Hoy la política forma parte de la vida cotidiana y obliga a la sociedad a informarse y la invita a emitir opinión permanentemente. Y no está mal, porque es el debate político sobre lo público lo que consolida el sistema democrático y ayuda a la madurez de nuestra sociedad, poco acostumbrada en las últimas décadas a hacerse cargo de sus responsabilidades ciudadanas, ya sea por despreocupación o por imposición.

Ultimamente se escucha con insistencia el «consejo» por parte de todo el arco opositor acerca de lo imperioso que resulta establecer por parte del Gobierno una política «que abandone la confrontación y se base en un consenso que incluya a todos los sectores de nuestra sociedad», algo muy oportuno para los discursos que desnuda, en el fondo, el planteo real acerca del verdadero rol que debe ejercer un gobierno.

Y es que todavía hay quienes entienden al Estado como el encargado de ordenar la sociedad a partir de mantener su «status quo», garantizando las demandas de los distintos factores de poder, es decir protegiendo a los ricos de los pobres. Sin embargo hace ya mucho tiempo que el Estado moderno ha asumido un rol más ligado al equilibrio entre estos sectores sociales en permanente pugna, protegiendo esencialmente a los débiles de los poderosos.

Adoptar este criterio, sobre todo en países como el nuestro, periférico y en vías de desarrollo, implica siempre un enfrentamiento con aquellos sectores que entienden la riqueza como una prerrogativa de impunidad y no como un incremento en su cuota de responsabilidad social.

Como decía mi abuela no se puede estar con Dios y con el Diablo, porque distribuir la riqueza acumulada de un país, implica necesariamente que aquellos que poseen más, sean quienes más tributen en beneficio de quienes menos tienen. Y esto no es «gratis» y mucho menos, fácil.

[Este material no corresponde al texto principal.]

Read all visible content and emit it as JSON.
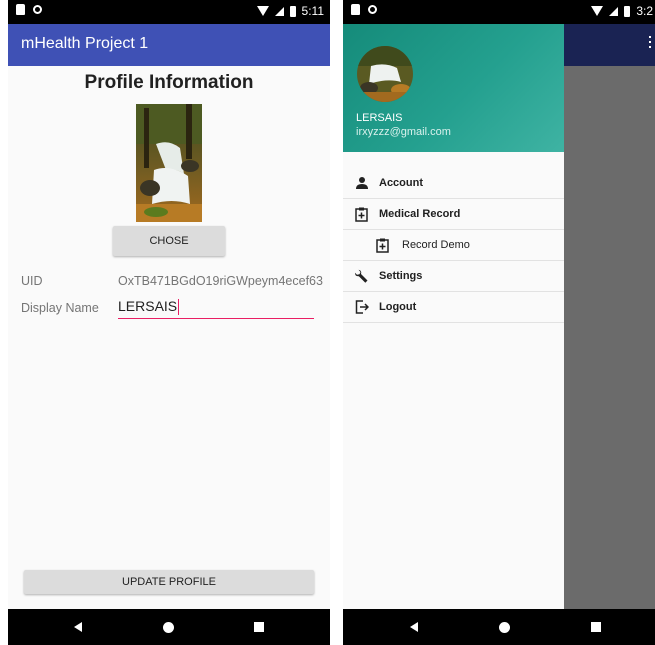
{
  "left_screen": {
    "status_time": "5:11",
    "app_title": "mHealth Project 1",
    "heading": "Profile Information",
    "chose_button": "CHOSE",
    "uid_label": "UID",
    "uid_value": "OxTB471BGdO19riGWpeym4ecef63",
    "display_name_label": "Display Name",
    "display_name_value": "LERSAIS",
    "update_button": "UPDATE PROFILE"
  },
  "right_screen": {
    "status_time": "3:2",
    "drawer_header": {
      "name": "LERSAIS",
      "email": "irxyzzz@gmail.com"
    },
    "menu": [
      {
        "label": "Account",
        "icon": "person-icon"
      },
      {
        "label": "Medical Record",
        "icon": "clipboard-plus-icon"
      },
      {
        "label": "Record Demo",
        "icon": "clipboard-plus-icon"
      },
      {
        "label": "Settings",
        "icon": "wrench-icon"
      },
      {
        "label": "Logout",
        "icon": "logout-icon"
      }
    ]
  },
  "colors": {
    "app_bar": "#3f51b5",
    "drawer_header": "#24a08f",
    "accent": "#e91e63",
    "status_bar": "#000000"
  }
}
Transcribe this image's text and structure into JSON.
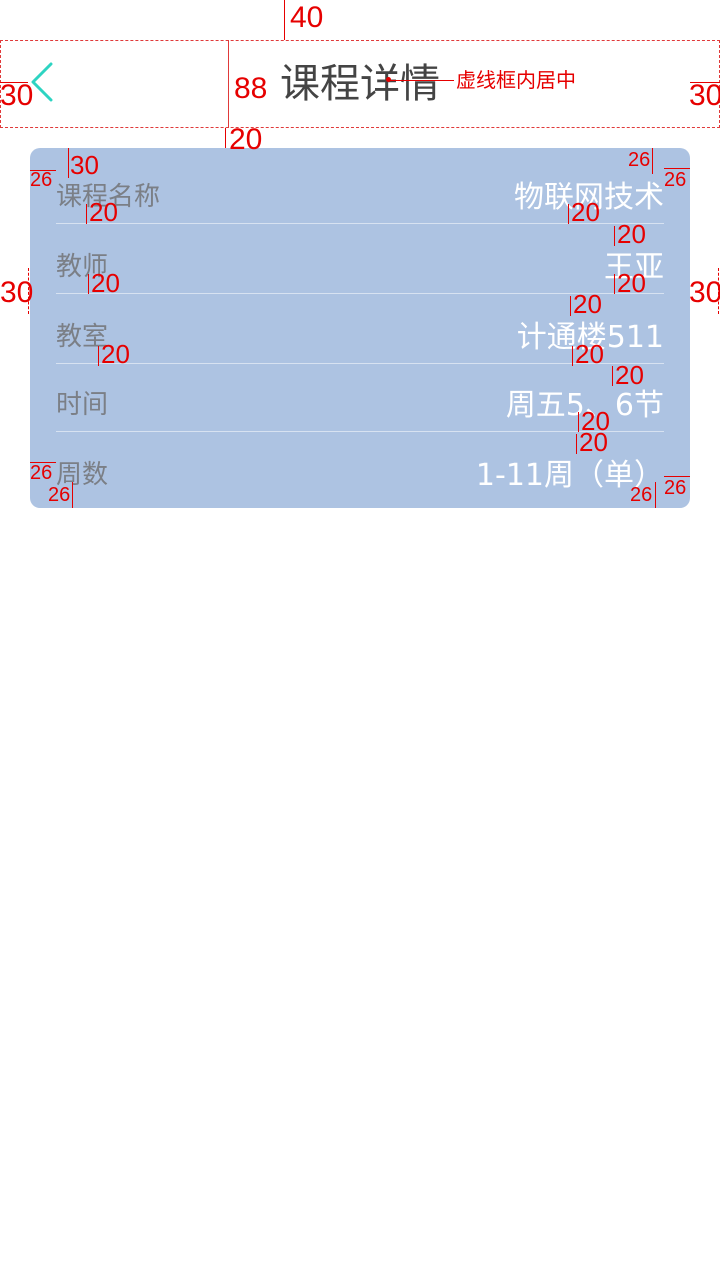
{
  "header": {
    "title": "课程详情",
    "back_icon": "chevron-left-icon",
    "accent_color": "#2dd4c2"
  },
  "card": {
    "background": "#adc3e2",
    "rows": [
      {
        "label": "课程名称",
        "value": "物联网技术"
      },
      {
        "label": "教师",
        "value": "王亚"
      },
      {
        "label": "教室",
        "value": "计通楼511"
      },
      {
        "label": "时间",
        "value": "周五5、6节"
      },
      {
        "label": "周数",
        "value": "1-11周（单）"
      }
    ]
  },
  "annotations": {
    "top_margin": "40",
    "header_height": "88",
    "header_left": "30",
    "header_right": "30",
    "header_note": "虚线框内居中",
    "header_gap": "20",
    "card_left": "30",
    "card_right": "30",
    "pad_top": "30",
    "pad_left": "26",
    "pad_right": "26",
    "pad_bottom_left": "26",
    "pad_bottom_right": "26",
    "pad_top_right": "26",
    "spacing": [
      "20",
      "20",
      "20",
      "20",
      "20",
      "20",
      "20",
      "20",
      "20",
      "20",
      "20",
      "20"
    ]
  }
}
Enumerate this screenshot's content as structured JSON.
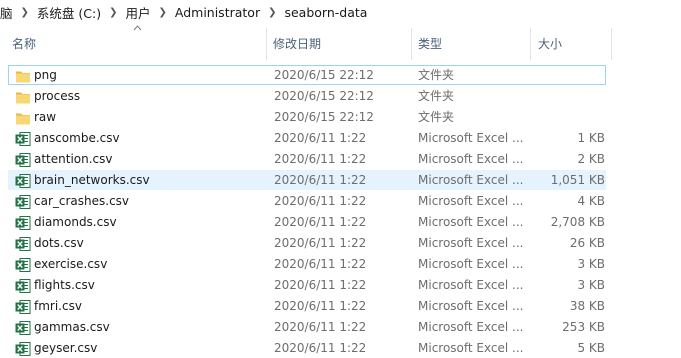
{
  "breadcrumb": [
    "脑",
    "系统盘 (C:)",
    "用户",
    "Administrator",
    "seaborn-data"
  ],
  "columns": {
    "name": "名称",
    "date": "修改日期",
    "type": "类型",
    "size": "大小"
  },
  "files": [
    {
      "name": "png",
      "date": "2020/6/15 22:12",
      "type": "文件夹",
      "size": "",
      "icon": "folder-icon"
    },
    {
      "name": "process",
      "date": "2020/6/15 22:12",
      "type": "文件夹",
      "size": "",
      "icon": "folder-icon"
    },
    {
      "name": "raw",
      "date": "2020/6/15 22:12",
      "type": "文件夹",
      "size": "",
      "icon": "folder-icon"
    },
    {
      "name": "anscombe.csv",
      "date": "2020/6/11 1:22",
      "type": "Microsoft Excel ...",
      "size": "1 KB",
      "icon": "excel-icon"
    },
    {
      "name": "attention.csv",
      "date": "2020/6/11 1:22",
      "type": "Microsoft Excel ...",
      "size": "2 KB",
      "icon": "excel-icon"
    },
    {
      "name": "brain_networks.csv",
      "date": "2020/6/11 1:22",
      "type": "Microsoft Excel ...",
      "size": "1,051 KB",
      "icon": "excel-icon"
    },
    {
      "name": "car_crashes.csv",
      "date": "2020/6/11 1:22",
      "type": "Microsoft Excel ...",
      "size": "4 KB",
      "icon": "excel-icon"
    },
    {
      "name": "diamonds.csv",
      "date": "2020/6/11 1:22",
      "type": "Microsoft Excel ...",
      "size": "2,708 KB",
      "icon": "excel-icon"
    },
    {
      "name": "dots.csv",
      "date": "2020/6/11 1:22",
      "type": "Microsoft Excel ...",
      "size": "26 KB",
      "icon": "excel-icon"
    },
    {
      "name": "exercise.csv",
      "date": "2020/6/11 1:22",
      "type": "Microsoft Excel ...",
      "size": "3 KB",
      "icon": "excel-icon"
    },
    {
      "name": "flights.csv",
      "date": "2020/6/11 1:22",
      "type": "Microsoft Excel ...",
      "size": "3 KB",
      "icon": "excel-icon"
    },
    {
      "name": "fmri.csv",
      "date": "2020/6/11 1:22",
      "type": "Microsoft Excel ...",
      "size": "38 KB",
      "icon": "excel-icon"
    },
    {
      "name": "gammas.csv",
      "date": "2020/6/11 1:22",
      "type": "Microsoft Excel ...",
      "size": "253 KB",
      "icon": "excel-icon"
    },
    {
      "name": "geyser.csv",
      "date": "2020/6/11 1:22",
      "type": "Microsoft Excel ...",
      "size": "5 KB",
      "icon": "excel-icon"
    }
  ],
  "focused_file": "png",
  "hovered_file": "brain_networks.csv",
  "colors": {
    "folder": "#f8d775",
    "folder_dark": "#e8b93b",
    "excel_green": "#217346",
    "hover_bg": "#e5f3ff",
    "focus_border": "#99d1ff",
    "header_text": "#4c607a"
  }
}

Por eso en esta instancia, el problema en este país no es sólo el gobierno, el problema, también, son las oposiciones, es ese funcionamiento de varias escuadras menores que lo único que son capaces de lograr es sumarse, amucharse para impedir, para frenar la gestión de gobierno. Como ninguno existe por su lado, deben entongarse a cada rato juntando un paisano de cada pueblo porque sólo así pueden lograr algo, pero el logro es menor y de una perversidad que asusta.

Sólo logran decir NO, y si alguno saca los pies del plato, si alguno busca una vía de negociación, el resto lo sale a matar, entonces la lógica se pone cada vez más perversa y lleva a situaciones donde, por ejemplo, una planificación inteligente para desendeudar al país termina siendo frenada y encarecida política y económicamente por aquellos que -vaya paradoja- han sido los responsables directos de este endeudamiento no hace muchos años, y valiéndose de las mismas herramientas que hoy impugnan.

También es cierto que Gobierno debería entender que cuando las condiciones políticas cambian hay que saber cambiar, hay que saber adaptarse a los nuevos tableros, sin embargo muchas veces sigue demostrando que no logra leer el nuevo escenario, lo que equivale a boicotearse y contribuir, merced a pura torpeza o ceguera, a un escenario donde efectivamente termina sin disponer de recursos para paliar la situación social.

El kirchnerismo está atardeciendo, al menos en la forma en que lo vivimos y conocimos. Es como esos días fulgurantes con un atardecer enrarecido que no te garantiza cómo estará mañana pero sí que no será como la jornada que está yéndose. Será responsabilidad nuestra ser capaces de construir de aquí en más una alternativa política que, lejos de atrasarnos a esa vieja Argentina que sepultamos en el 2001, nos proyecte a un país que sea capaz de proteger los logros que tanto esfuerzo han demandado de todos nosotros.

Como siempre, la clave pasa por estar bien informado, ejercer el pensamienro crítico y comprometerse en el debate público. Hasta la próxima.

los riesgos de la concentración 12 noviembre 2009

Posted by compromiso peronista in artículos, debate, lecturas, opinion, politica.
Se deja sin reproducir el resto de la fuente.